Phishing Scam Uses Political Hook

WASHINGTON -- Phishing fraudsters have found another group of victims to target: People who want to donate to political campaigns.

SurfControl, a Web and e-mail filtering software vendor based in the U.K., has reported two apparent scams targeting people wishing to donate money to John Kerry's U.S. presidential campaign. E-mail with the subject line, "President John Kerry, please vote and contribute," directs recipients to two Web sites, one registered in India and the other in Texas.

Such scams are commonly called phishing, and involve stealing credit card numbers and other personal information by using spam e-mail to direct people to spoofed Web sites. The tactic has been around for years, but this is the first political phishing scam SurfControl has observed, says Susan Larson, vice president of global content at SurfControl.

Hoax Tactics

This latest scam doesn't appear to have a political motivation--just an economic one, Larson adds. The scam e-mail appeared within days of the end of the Democratic National Convention in Boston, she notes.

Phishing scammers can use current events to support their claims, Larson says. "They want people to think they have to do this now," she adds. "That's typical of the way they get the best hit."

Both sites are designed to look like Kerry's official campaign site, Larson says. Neither of the apparently spoofed sites was still operating as of late Tuesday, which along with the odd registration locations, led SurfControl to conclude the sites were not legitimate, Larson says.

The apparently bogus e-mail directed recipients to one domain registered in India, and another registered to an individual in New Braunfels, Texas, according to SurfControl.

"It was a very legitimate looking-e-mail," Larson notes.

People with concerns about e-mail asking for political donations should contact the campaign directly--in this case, at johnkerry.com, Larson advises.

Phishing Rises

Scammers using so-call phishing tactics typically send out e-mail masquerading as financial institutions or other e-commerce sites.
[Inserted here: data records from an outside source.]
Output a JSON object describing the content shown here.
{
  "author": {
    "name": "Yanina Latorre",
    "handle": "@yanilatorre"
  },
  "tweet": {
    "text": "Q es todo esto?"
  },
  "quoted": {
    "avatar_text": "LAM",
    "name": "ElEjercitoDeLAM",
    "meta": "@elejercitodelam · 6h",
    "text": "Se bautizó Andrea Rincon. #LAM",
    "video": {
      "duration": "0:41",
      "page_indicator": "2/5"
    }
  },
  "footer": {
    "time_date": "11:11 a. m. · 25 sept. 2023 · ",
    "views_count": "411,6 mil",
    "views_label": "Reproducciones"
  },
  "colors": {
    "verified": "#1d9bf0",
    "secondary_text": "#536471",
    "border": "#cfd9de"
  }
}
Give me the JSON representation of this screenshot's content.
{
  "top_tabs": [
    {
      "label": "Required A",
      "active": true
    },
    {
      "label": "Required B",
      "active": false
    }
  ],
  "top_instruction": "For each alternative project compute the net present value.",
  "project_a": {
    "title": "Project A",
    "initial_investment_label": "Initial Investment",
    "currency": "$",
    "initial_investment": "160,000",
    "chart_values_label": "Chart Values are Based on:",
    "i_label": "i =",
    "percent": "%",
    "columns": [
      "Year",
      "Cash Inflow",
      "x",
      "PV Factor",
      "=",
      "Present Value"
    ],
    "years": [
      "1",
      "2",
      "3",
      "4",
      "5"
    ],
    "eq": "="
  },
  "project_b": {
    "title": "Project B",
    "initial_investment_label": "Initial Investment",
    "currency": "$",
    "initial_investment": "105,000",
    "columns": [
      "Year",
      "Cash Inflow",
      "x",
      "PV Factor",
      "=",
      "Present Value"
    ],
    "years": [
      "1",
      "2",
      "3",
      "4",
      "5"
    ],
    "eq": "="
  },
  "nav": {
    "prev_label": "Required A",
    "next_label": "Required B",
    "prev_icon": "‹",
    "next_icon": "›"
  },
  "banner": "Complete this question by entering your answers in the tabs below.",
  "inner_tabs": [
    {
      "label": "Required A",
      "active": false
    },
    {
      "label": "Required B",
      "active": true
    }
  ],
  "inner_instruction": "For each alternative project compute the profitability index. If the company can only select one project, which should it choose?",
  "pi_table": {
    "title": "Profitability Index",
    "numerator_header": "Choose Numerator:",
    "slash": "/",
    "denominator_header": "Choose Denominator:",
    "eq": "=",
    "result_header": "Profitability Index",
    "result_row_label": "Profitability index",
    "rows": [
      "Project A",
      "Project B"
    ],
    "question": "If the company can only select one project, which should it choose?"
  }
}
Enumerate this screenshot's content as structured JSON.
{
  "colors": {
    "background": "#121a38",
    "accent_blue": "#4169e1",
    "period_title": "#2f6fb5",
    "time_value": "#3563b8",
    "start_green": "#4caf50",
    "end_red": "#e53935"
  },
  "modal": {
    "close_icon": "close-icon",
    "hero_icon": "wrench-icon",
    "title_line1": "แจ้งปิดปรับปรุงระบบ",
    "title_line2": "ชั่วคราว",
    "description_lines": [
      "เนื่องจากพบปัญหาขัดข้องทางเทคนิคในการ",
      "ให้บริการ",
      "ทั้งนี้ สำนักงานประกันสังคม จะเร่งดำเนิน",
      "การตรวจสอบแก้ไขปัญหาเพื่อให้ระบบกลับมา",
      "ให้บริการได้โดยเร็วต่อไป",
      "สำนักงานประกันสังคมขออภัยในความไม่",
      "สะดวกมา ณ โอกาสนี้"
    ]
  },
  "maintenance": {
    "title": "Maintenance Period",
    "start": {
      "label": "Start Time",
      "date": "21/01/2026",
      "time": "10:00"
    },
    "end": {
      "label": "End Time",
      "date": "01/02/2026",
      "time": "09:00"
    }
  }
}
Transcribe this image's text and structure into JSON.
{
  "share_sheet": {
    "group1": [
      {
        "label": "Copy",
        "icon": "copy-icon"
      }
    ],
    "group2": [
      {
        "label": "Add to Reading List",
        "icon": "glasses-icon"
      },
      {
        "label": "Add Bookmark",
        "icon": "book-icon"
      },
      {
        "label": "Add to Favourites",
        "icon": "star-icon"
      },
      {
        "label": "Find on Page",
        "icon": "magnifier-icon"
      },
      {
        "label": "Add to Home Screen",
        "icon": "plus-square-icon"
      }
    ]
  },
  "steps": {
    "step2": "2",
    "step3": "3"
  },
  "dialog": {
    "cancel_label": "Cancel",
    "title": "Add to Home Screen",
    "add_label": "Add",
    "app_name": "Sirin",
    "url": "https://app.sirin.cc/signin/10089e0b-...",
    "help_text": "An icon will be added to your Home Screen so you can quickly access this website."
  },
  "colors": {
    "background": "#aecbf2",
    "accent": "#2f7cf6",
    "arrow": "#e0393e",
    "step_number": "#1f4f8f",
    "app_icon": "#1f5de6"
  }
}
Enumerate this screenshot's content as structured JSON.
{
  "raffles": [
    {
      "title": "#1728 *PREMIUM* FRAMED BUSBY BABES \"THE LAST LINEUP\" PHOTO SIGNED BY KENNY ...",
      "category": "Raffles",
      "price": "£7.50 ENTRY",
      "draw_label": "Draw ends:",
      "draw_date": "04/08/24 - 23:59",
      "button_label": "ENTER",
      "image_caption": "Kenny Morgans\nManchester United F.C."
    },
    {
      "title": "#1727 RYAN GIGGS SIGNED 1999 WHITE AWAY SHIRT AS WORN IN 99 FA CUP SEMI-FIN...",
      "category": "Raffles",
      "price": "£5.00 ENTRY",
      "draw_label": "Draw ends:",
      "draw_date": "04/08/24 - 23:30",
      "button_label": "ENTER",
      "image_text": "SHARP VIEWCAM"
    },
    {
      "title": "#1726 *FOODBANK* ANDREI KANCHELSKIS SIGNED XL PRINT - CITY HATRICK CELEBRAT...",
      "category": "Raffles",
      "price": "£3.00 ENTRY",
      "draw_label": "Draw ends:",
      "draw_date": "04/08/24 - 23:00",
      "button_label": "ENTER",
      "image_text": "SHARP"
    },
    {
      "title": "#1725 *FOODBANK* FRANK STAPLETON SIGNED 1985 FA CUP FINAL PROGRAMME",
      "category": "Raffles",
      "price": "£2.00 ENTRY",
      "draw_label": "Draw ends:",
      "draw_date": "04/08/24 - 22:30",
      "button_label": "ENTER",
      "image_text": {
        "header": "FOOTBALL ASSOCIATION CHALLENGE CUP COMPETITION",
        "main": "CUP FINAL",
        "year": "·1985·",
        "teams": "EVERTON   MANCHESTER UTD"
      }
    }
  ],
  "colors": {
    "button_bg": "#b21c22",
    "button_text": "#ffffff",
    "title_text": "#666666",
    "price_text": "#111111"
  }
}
The bogus e-mail message often tells recipients there's a problem with their accounts, and that they need to re-enter their bank account number or credit card number at a Web site designed to look like the legitimate e-commerce site.

An estimated 57 million U.S. adults had received phishing e-mail as of May, according to researchers at Gartner.

Phishing attacks increased 500 percent between January and May 2004, and an estimated 3 percent of phishing e-mail recipients fill out the forms on spoofed Web sites, Larson says.